Airbags combined with seat belts effectively reduced spinal injuries from automobile accidents


Dec 28 - Jan 05, 2003 

Seat belts became available in new cars during the early 1970's. Shoulder belts followed shortly thereafter. Beginning in 1985 car manufacturers offered airbags as part of a 'supplemental restraint' system SRS in automobiles. Today most top of the line car-makers provide air bags as a SRS with primary being the seat belt. The fact is - airbags combined with seat belts (lap and shoulder belt) do save lives and help prevent more serious injury.

Results from an eight-year study conducted by the University of Pittsburgh Medical Center was presented at an annual meeting of the American Academy of Orthopaedic Surgeons. Researchers found airbags combined with seat belts effectively reduced spinal injuries from automobile accidents.

Airbags were never designed to replace seat belts. That is why an airbag is called a 'supplemental restraint'. When the airbag deploys the seat belt helps protect the occupant by providing body support and preventing occupant ejection. The airbag creates a cushion between the occupant and the steering wheel, dashboard, windshield or other surfaces. Airbags are designed to protect the head, neck and chest.

The drivers must put 10 inches between their breastbone and the steering wheel to prevent injury

from airbag deployment. The risk zone for drivers occurs during the first two to three inches of airbag inflation. Ten inches is a good safety margin.

Children age 12 and under should ride in the back seat properly restrained. If a child must ride in the passenger's front seat, it is suggested that the seat be moved as far back from the airbag as possible. The seat and shoulder belts should be secure about the child. If necessary, provide a booster seat. Never allow children to ride in the laps of other passengers!

Although many motor vehicle accidents cannot be prevented, drivers and passengers can do something to reduce the risk for spinal injury. Combining airbags with properly adjusted seat and shoulder belts is a good start.

Air bags are only useful in frontal crashes, so it is not a good idea to skip your seat belt because you have an air bag. Air bags provide very effective protection in frontal crashes, inflating instantly to protect the driver or passenger that has an air bag. They spread the impact of the crash over the individual's head and chest and protect fragile body parts from the car's hard surfaces. Many basic improvements have been introduced into cars in recent years. These include anti-burst door latches, safety glass, energy-absorbing steering wheels and columns, head restraints and various seat belt systems. The benefits of the three-point seat belts have been firmly established: Studies have proven that the risk of serious or fatal injury to front seat passengers is reduced by 45-55% through the use of seatbelts. They work by limiting movement of the body, when your vehicle has a sudden change of speed or direction and keep you positioned in your seat, so you don't bounce around or get thrown from your vehicle. This positioning is also what is used to increase the effectiveness of the Airbag.

There is some misconception that airbags alone will protect you, however, airbags were designed to work in conjunction with seatbelts. Airbags are Supplemental Restraint Systems, thus the SRS on the cover. They are not meant to function alone as they are a passive safety device that supplements seat belts. Modern seat belts have the shoulder belt attached to the end of the buckle which runs up the side of the vehicle to an anchor point behind the front seat and contain a pretensioner.
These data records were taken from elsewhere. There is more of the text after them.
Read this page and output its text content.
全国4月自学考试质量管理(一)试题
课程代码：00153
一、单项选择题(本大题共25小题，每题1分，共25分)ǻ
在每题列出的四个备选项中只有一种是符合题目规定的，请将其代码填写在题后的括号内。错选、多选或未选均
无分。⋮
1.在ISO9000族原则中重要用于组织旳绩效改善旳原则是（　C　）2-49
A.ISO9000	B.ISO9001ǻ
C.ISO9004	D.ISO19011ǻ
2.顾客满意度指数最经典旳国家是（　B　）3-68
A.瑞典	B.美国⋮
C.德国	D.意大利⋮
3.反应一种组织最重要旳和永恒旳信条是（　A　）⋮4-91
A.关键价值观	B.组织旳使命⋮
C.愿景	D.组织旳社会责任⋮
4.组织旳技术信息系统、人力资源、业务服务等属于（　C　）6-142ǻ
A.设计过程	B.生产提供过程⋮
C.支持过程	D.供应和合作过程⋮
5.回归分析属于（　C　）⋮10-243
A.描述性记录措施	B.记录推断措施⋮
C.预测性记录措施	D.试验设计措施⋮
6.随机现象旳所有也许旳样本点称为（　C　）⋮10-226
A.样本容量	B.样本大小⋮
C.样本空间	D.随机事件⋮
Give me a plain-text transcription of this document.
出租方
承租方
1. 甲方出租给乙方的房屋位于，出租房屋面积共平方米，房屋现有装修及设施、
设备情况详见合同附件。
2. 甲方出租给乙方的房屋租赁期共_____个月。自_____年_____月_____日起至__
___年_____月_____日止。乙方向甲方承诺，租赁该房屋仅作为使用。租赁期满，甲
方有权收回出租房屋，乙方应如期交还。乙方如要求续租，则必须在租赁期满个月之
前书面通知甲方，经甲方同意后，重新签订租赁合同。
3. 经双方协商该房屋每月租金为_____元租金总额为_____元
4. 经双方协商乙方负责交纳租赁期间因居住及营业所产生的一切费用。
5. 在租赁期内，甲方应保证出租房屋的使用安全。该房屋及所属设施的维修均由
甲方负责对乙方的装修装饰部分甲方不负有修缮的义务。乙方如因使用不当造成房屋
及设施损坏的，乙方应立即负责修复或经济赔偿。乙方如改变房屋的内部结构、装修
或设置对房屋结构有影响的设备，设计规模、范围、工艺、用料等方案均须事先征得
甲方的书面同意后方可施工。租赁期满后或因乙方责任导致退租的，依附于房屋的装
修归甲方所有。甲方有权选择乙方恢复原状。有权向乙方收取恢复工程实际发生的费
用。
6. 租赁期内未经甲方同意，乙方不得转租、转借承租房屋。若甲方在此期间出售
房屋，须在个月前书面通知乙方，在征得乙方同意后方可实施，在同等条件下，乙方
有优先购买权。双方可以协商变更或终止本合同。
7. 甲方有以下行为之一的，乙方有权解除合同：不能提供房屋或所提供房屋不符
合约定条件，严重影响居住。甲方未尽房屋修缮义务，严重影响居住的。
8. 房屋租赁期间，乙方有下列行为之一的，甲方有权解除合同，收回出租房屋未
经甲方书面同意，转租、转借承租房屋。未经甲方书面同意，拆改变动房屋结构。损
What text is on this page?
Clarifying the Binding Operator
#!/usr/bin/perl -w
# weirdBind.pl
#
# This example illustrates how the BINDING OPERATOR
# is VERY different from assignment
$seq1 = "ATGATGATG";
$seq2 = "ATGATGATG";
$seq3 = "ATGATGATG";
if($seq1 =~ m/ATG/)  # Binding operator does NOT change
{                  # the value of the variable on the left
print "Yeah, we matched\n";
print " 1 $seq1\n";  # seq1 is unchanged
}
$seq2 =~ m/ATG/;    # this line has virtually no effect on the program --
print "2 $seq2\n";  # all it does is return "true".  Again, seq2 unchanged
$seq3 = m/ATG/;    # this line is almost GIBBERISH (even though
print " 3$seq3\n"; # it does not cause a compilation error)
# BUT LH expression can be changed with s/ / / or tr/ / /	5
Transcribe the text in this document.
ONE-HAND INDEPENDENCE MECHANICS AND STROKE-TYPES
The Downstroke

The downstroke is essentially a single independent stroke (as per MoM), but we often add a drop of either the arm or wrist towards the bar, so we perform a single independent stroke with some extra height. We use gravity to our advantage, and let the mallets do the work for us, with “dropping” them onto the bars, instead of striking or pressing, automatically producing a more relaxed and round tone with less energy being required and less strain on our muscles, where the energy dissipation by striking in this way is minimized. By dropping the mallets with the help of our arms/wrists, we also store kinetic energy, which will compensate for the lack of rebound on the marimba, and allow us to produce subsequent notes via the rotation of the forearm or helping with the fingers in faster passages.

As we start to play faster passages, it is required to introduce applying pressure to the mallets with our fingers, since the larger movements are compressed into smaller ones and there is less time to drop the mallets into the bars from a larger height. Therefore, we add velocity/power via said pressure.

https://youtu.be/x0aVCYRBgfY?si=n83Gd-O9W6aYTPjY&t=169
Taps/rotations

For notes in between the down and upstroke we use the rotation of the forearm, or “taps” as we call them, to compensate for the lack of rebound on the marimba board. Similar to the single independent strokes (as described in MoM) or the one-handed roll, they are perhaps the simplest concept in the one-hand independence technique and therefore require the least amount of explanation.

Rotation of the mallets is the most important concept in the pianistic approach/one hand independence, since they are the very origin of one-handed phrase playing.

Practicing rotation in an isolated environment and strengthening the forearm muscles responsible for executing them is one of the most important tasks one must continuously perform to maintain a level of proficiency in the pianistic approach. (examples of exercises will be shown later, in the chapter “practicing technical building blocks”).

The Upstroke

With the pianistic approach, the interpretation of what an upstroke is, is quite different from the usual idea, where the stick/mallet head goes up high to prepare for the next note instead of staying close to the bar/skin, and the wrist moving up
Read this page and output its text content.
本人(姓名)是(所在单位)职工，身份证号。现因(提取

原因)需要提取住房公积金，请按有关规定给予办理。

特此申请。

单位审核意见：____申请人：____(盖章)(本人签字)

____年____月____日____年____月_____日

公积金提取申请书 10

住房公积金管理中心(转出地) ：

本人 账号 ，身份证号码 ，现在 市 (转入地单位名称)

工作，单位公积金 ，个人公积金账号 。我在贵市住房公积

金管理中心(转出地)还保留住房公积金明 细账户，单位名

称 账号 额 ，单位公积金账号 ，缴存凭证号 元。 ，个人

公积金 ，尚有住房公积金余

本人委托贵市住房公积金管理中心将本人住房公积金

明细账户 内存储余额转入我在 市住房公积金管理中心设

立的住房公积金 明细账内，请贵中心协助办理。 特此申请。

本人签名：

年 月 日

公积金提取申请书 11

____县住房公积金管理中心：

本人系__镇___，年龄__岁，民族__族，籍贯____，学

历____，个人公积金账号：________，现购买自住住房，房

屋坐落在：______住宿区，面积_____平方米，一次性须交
When you buckle up you pull the belt across your body and insert the belt into the receiver in the middle of the car. Wearing your Seat belts keeps you in the best position to benefit from the Airbag when a collision occurs. To add to that, airbags are not intended to be activated in every accident. It is only when the vehicle is involved in a frontal collision somewhere in the vicinity of at least 15-20 mph, a number of things happen very quickly. The sudden deceleration of your vehicle causes 2 sensors to send an electrical signal to the diagnostic module.

The diagnostic module self tests to confirm that a crash event is taking place, and then it allows the signal to trigger the airbag deployment. It is important to note that airbags are not designed to inflate if the car is subjected to a side or rear impact or if it rolls over, because forward deceleration is absent in such situations. Hence to summarize, airbags deploy only when you really need them.

At this point it is important to highlight the significance of seat belts and proper seat position. Various studies and statistics have clearly shown that seat belts are the most effective way of saving lives and preventing serious injury in case of collisions. SRS Airbags only supplement seatbelts, as the name implies. An occupant in the front seat who is sitting too close to the deploying airbag may risk being bruised or thrown backward by an inflating airbag. That is why it is of utmost importance to make sure that one is wearing a seat belt and sitting upright, well back in the seat, in full contact with the seatback.

Extra care is required when children are riding in cars equipped with SRS Airbags, as it is dangerous to put a child in the front seat either in a child seat or otherwise. An unrestrained child or a rear facing baby seat in the front may result in a possibly fatal outcome, incase of a collision whereby the airbag is deployed, as the baby will be forcefully thrown backward. The safest way for an infant or small child to ride in a car is in a baby seat that is properly strapped to the rear seat.